There are, in fact, fairly extensive controls, both legal and practical. US citizens, and noncitizens within US jurisdiction, may not be targeted by US agencies without a warrant issued by a judge based on a reasonably substantial claim of probable cause to believe that he (or she) committed a crime or was about to. "Minimizations" to protect US persons - both citizens and non-citizen residents - are described generally in 50 USC 1881, implemented by extensive procedures within the NSA and Department of Justice, and overseen by the Foreign Intelligence Surveillance Court, composed of federal court judges nominated by a US president and confirmed by the US Senate. It is not clear what countries have tighter legal controls on surveillance of citizens and legal residents. In addition, while the NSA and other intelligence and law enforcement agencies have many employees and very large amounts of computing and communication equipment, only a relatively small fraction of those employees are engaged actively in surveillance and the equipment is capable of collecting and storing only a tiny fraction of all possible communication data. Both impose significant limits on the number of people who can be targeted effectively and the amount of data that can be collected, stored, queried, and analyzed.

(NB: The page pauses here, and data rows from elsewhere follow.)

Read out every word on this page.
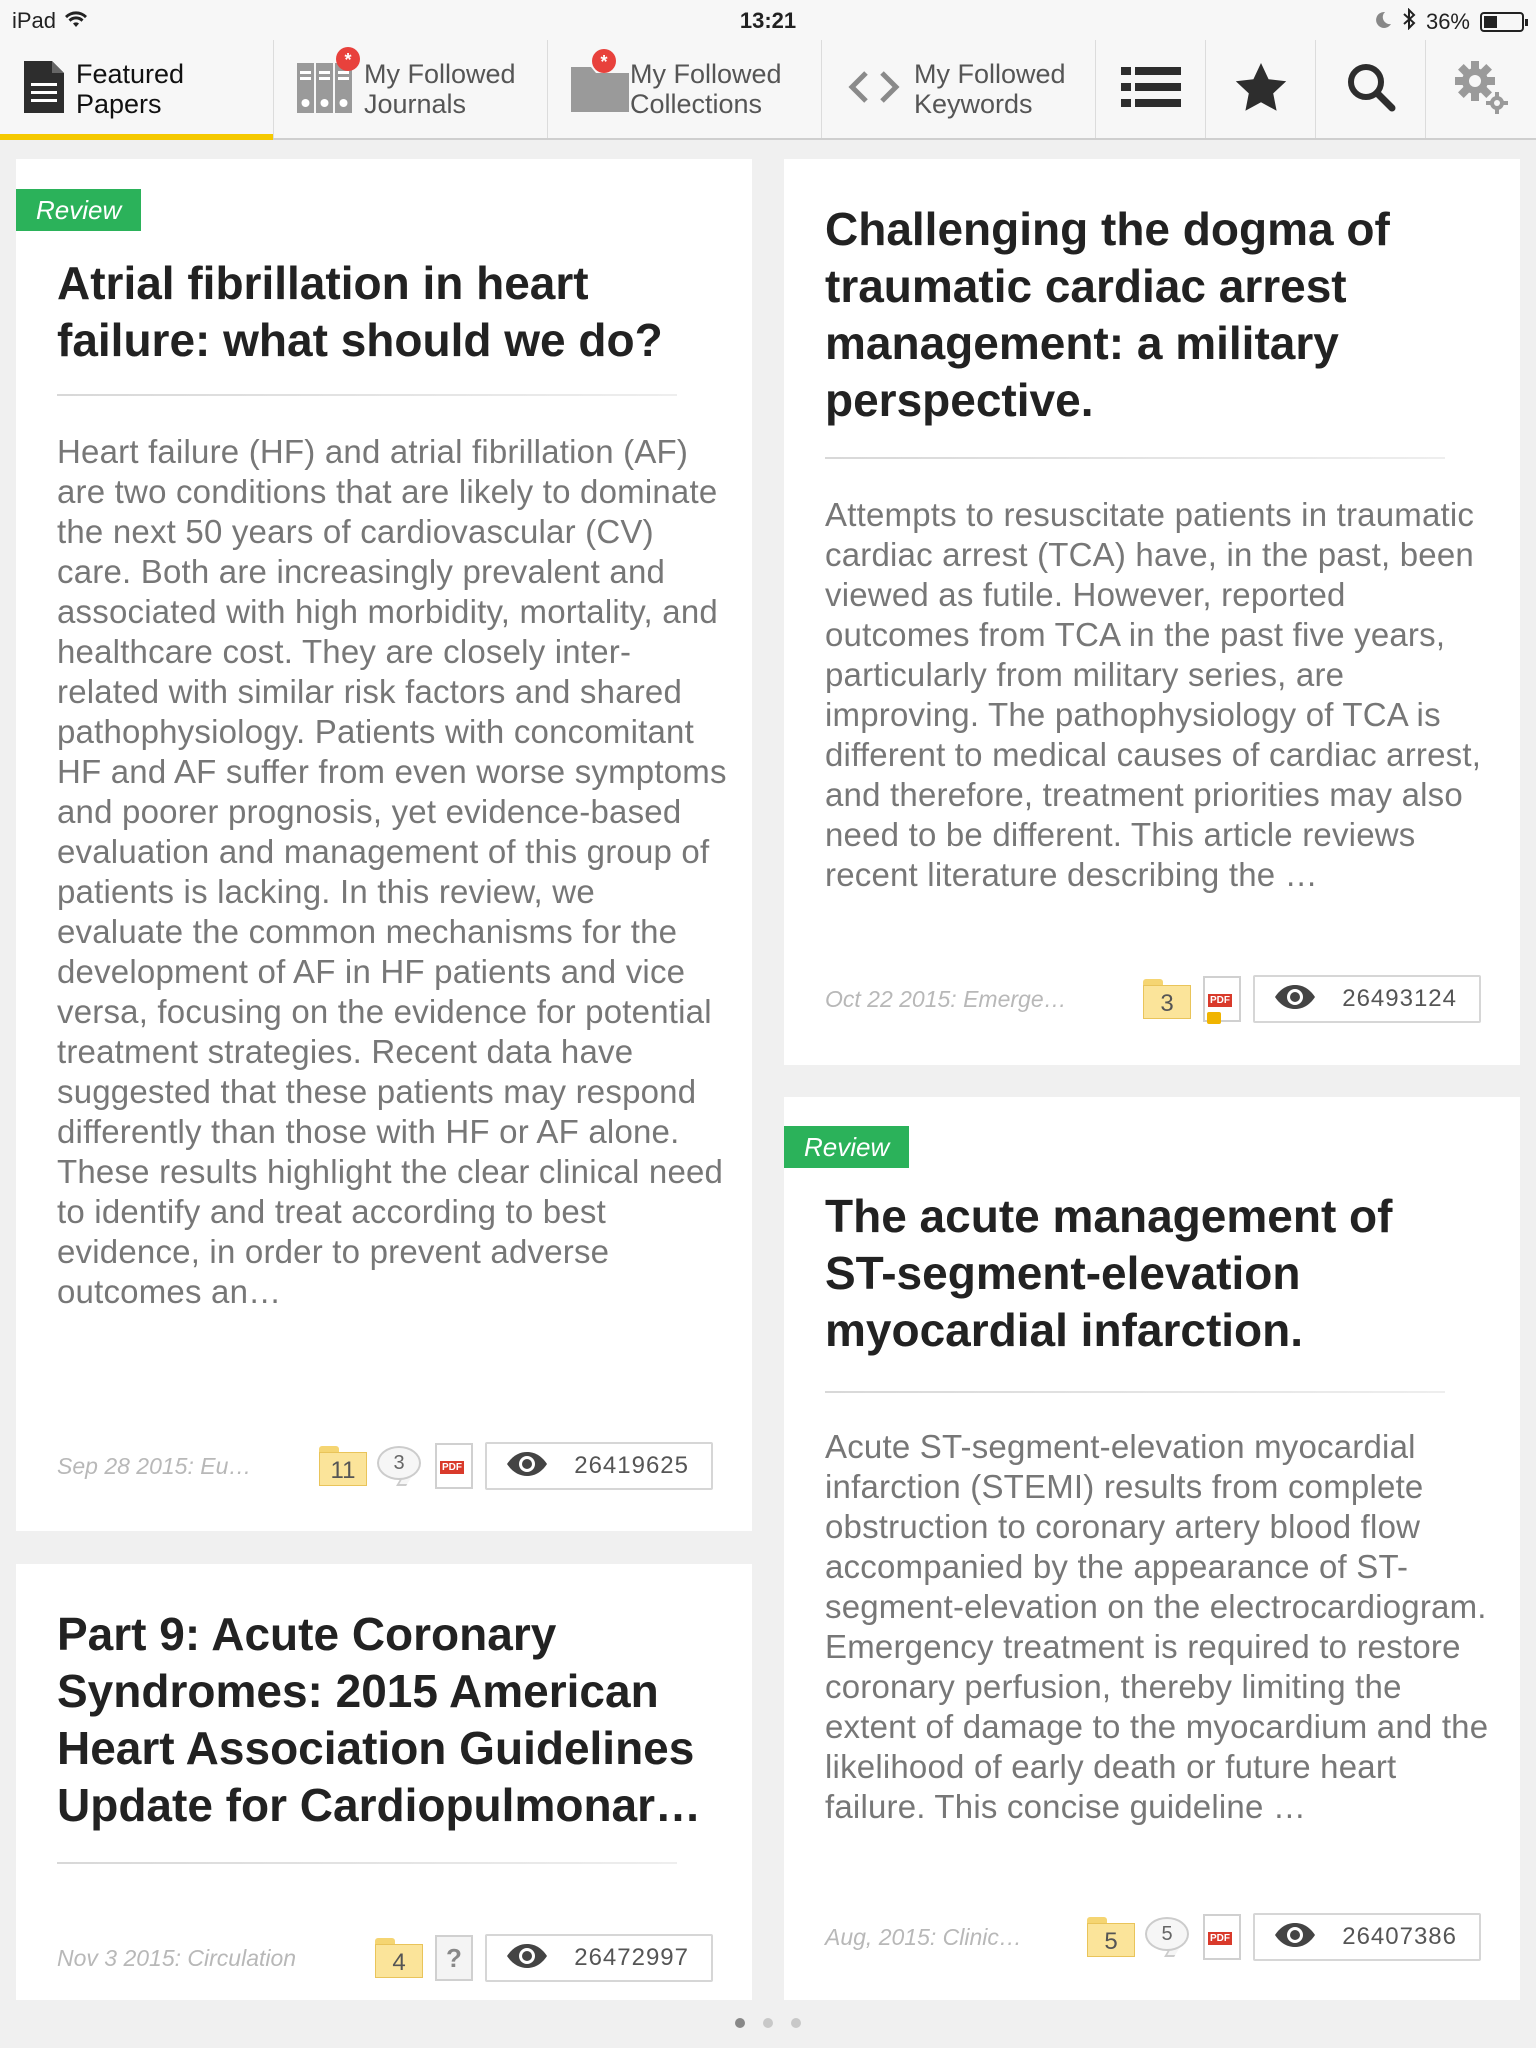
iPad	13:21	36%
Featured
Papers
* My Followed
Journals
* My Followed
Collections
My Followed
Keywords
Review
Atrial fibrillation in heart failure: what should we do?
Heart failure (HF) and atrial fibrillation (AF) are two conditions that are likely to dominate the next 50 years of cardiovascular (CV) care. Both are increasingly prevalent and associated with high morbidity, mortality, and healthcare cost. They are closely inter-related with similar risk factors and shared pathophysiology. Patients with concomitant HF and AF suffer from even worse symptoms and poorer prognosis, yet evidence-based evaluation and management of this group of patients is lacking. In this review, we evaluate the common mechanisms for the development of AF in HF patients and vice versa, focusing on the evidence for potential treatment strategies. Recent data have suggested that these patients may respond differently than those with HF or AF alone. These results highlight the clear clinical need to identify and treat according to best evidence, in order to prevent adverse outcomes an…
Sep 28 2015: Eu…	11	3	PDF	26419625
Part 9: Acute Coronary Syndromes: 2015 American Heart Association Guidelines Update for Cardiopulmonar…
Nov 3 2015: Circulation	4	?	26472997
Challenging the dogma of traumatic cardiac arrest management: a military perspective.
Attempts to resuscitate patients in traumatic cardiac arrest (TCA) have, in the past, been viewed as futile. However, reported outcomes from TCA in the past five years, particularly from military series, are improving. The pathophysiology of TCA is different to medical causes of cardiac arrest, and therefore, treatment priorities may also need to be different. This article reviews recent literature describing the …
Oct 22 2015: Emerge…	3	PDF	26493124
Review
The acute management of ST-segment-elevation myocardial infarction.
Acute ST-segment-elevation myocardial infarction (STEMI) results from complete obstruction to coronary artery blood flow accompanied by the appearance of ST-segment-elevation on the electrocardiogram. Emergency treatment is required to restore coronary perfusion, thereby limiting the extent of damage to the myocardium and the likelihood of early death or future heart failure. This concise guideline …
Aug, 2015: Clinic…	5	5	PDF	26407386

The case at hand is about boundary issues - the circumstances in which data collected for foreign intelligence can be used for surveillance of US citizens and residents. My sense, possibly incorrect, is that the plaintiff's attorneys, expert though they may be, do not have a very strong case and are likely to lose to the government's lawyers, who also are experts in the matters at issue.
Your English usage, by the way, is entirely adequate, and in fact is better than that of a great many native speakers.